There are several fish (listed below) that have been reported to consume Aiptasia. While not the major component of their diets (nor the preferred one) they will graze on the anemone. Care should be taken in selecting a fish as many of these are NOT reef safe and have been reported to nibble on coral polyps.
One special note on the Copperbanded Butterfly fish (Chelmon rostratus). This fish is extremely difficult to acclimate to a new tank. Most specimens purchased are diseased and die shortly after purchase. In addition, they are shy methodical eaters that can be easily bullied by more aggressive tank mates resulting in their starvation and eventual death.
Weaknesses: These fish are not reef safe and may nibble on or attack certain corals, clams or ornamental anemones. Care should be taken in researching each fish to determine its dietary needs, compatibility with other tank mates and degree to which it is compatible with coral within the tank.
Most of the fish suggested will browse on various types of soft and stony corals, zoanthids, sea mats, and polyps.
Many of the animals listed naturally feed on various types of both sessile and motile invertebrates, such as other sea anemones, feather dusters and other tube worms, clams, sea urchins, and crustaceans.

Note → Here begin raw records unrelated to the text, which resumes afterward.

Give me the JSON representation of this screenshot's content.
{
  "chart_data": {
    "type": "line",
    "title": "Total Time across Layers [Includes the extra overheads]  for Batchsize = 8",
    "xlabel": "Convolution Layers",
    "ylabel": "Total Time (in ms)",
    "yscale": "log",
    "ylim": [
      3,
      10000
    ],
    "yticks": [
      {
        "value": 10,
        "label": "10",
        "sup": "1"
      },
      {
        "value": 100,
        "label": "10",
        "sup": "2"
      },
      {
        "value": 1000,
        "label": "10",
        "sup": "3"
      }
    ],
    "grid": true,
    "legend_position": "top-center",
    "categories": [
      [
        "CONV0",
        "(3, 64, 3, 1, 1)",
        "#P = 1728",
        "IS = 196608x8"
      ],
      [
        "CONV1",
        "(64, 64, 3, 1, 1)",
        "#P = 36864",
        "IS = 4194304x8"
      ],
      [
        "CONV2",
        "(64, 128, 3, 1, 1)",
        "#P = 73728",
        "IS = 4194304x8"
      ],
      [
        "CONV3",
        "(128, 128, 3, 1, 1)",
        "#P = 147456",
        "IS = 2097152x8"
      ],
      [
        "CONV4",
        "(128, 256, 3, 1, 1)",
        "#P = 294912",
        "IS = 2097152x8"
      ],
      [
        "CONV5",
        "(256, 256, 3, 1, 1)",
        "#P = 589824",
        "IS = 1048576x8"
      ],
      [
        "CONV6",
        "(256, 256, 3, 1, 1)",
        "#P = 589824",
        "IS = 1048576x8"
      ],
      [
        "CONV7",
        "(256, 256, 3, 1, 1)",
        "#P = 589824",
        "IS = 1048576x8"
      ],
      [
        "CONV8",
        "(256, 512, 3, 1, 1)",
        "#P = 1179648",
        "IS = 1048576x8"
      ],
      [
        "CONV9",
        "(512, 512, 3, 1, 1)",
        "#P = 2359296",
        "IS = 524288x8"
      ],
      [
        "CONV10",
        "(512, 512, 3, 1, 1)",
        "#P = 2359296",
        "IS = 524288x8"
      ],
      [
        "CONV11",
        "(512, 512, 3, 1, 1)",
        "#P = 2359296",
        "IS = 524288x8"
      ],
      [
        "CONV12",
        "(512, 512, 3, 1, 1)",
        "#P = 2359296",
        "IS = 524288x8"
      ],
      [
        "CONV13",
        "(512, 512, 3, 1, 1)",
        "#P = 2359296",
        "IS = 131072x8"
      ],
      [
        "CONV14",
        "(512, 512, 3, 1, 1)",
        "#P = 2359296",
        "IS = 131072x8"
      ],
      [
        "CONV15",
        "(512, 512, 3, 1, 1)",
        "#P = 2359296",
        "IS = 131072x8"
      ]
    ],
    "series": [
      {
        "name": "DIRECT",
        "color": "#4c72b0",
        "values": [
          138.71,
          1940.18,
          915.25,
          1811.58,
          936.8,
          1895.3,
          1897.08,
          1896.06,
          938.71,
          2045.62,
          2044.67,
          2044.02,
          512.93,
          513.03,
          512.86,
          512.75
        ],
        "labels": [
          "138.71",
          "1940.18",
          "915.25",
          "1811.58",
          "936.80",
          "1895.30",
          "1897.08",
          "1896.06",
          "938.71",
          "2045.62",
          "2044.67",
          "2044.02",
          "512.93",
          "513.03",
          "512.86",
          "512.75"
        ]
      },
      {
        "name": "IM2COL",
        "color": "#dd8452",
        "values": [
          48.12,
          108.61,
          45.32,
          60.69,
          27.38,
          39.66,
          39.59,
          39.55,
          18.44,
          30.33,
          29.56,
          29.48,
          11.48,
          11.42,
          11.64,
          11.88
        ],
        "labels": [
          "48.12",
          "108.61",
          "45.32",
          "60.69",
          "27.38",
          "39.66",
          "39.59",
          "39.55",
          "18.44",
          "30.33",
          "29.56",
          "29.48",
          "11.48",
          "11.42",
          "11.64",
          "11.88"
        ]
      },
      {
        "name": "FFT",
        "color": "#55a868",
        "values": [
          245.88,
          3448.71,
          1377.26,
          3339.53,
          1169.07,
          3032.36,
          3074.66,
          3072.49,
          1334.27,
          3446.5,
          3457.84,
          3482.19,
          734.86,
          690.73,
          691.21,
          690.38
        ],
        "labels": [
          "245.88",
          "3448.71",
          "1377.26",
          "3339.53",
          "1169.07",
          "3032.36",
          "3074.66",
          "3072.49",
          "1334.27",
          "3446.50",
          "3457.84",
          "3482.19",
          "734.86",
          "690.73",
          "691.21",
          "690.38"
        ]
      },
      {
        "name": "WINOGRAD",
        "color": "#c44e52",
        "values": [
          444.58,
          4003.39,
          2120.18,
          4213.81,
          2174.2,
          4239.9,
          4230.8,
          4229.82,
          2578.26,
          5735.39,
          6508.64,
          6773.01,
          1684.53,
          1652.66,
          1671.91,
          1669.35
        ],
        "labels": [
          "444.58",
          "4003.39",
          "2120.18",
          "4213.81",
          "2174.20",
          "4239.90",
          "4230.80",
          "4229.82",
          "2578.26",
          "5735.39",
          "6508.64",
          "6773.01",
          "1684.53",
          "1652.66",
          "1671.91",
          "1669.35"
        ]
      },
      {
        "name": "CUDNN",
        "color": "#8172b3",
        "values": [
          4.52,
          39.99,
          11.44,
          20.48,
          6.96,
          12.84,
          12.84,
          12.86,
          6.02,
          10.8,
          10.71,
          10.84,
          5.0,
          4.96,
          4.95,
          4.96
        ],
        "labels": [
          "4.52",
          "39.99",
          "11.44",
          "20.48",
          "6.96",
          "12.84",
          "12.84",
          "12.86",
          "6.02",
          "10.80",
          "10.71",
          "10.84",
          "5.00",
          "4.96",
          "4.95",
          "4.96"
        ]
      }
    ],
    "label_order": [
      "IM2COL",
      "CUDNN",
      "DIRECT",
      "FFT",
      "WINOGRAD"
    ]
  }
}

So whether you have spotted your first Aiptasia anemone, or you’re the unlucky owner of dozens of them, there is hope. There are many options for the control and removal of Aiptasia from your reef tank, some being more successful than others.
Aiptasia infestation is a common problem in saltwater aquariums. Chemical control methods can be used, but please use this as a last resort and do significant research before adding any particular brand of chemical into your tank.
So, whether you choose a natural cure for Aiptasia control (like the Berghia nudibranchs shown to the left), or use one of the listed chemical methods, with patience and diligence, these invaders can be overcome.